New York belohnt Gehen mehr als das Abhaken von Attraktionen, aber manches rechtfertigt Zeit und Warteschlange wirklich. Das hier gehört beim ersten Besuch nach vorn — und das lassen Sie besser aus.
Der Blick von oben
Drei Aussichtsplattformen konkurrieren: das Empire State Building für das klassische Art-déco-Erlebnis, Top of the Rock für den besseren Blick, weil er auf das Empire State schaut, und Edge oder Summit in Hudson Yards als das Neueste und Theatralischste.

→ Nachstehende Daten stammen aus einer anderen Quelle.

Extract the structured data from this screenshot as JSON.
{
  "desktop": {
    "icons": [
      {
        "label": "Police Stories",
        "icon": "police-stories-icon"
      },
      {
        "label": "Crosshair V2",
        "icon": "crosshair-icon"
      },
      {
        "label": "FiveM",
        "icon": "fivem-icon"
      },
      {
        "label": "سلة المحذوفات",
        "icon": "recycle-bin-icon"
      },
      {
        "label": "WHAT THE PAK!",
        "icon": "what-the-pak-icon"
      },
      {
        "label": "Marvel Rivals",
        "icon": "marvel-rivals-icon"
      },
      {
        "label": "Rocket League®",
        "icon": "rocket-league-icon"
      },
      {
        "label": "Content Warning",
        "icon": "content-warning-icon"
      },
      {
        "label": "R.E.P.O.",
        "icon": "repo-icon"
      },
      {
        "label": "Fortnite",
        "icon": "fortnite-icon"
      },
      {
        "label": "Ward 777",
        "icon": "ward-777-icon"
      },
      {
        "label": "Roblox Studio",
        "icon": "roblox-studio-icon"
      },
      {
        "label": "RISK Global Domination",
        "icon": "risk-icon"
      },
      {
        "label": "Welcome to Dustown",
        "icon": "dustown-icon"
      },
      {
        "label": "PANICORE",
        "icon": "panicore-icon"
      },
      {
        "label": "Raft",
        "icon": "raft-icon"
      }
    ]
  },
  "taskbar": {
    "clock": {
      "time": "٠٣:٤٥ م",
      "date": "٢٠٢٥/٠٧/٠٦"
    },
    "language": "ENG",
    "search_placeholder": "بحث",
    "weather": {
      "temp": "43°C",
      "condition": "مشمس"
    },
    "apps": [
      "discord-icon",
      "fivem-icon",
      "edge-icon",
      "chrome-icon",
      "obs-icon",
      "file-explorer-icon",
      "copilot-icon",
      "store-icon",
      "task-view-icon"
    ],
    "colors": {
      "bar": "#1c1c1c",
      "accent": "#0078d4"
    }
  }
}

Buchen Sie ein Zeitfenster; die Schlange von der Straße dauert bei Sonnenuntergang über eine Stunde.
Central Park
341 Hektar, in den 1850er Jahren von Frederick Law Olmsted entworfen und vollständig künstlich — jeder Hügel, jeder See, jeder Felsvorsprung wurde dort platziert. Betreten Sie ihn im Norden auf Höhe der 110. Straße und gehen Sie nach Süden, um die Teile zu sehen, die die meisten Besucher nie erreichen.
Die Museen
- Metropolitan Museum — zwei Millionen Objekte; nehmen Sie sich zwei Flügel vor statt des ganzen Hauses.
- MoMA — die beste Sammlung moderner Kunst überhaupt und klein genug, um sie richtig zu sehen.
- American Museum of Natural History — die Dinosauriersäle und das Rose Center.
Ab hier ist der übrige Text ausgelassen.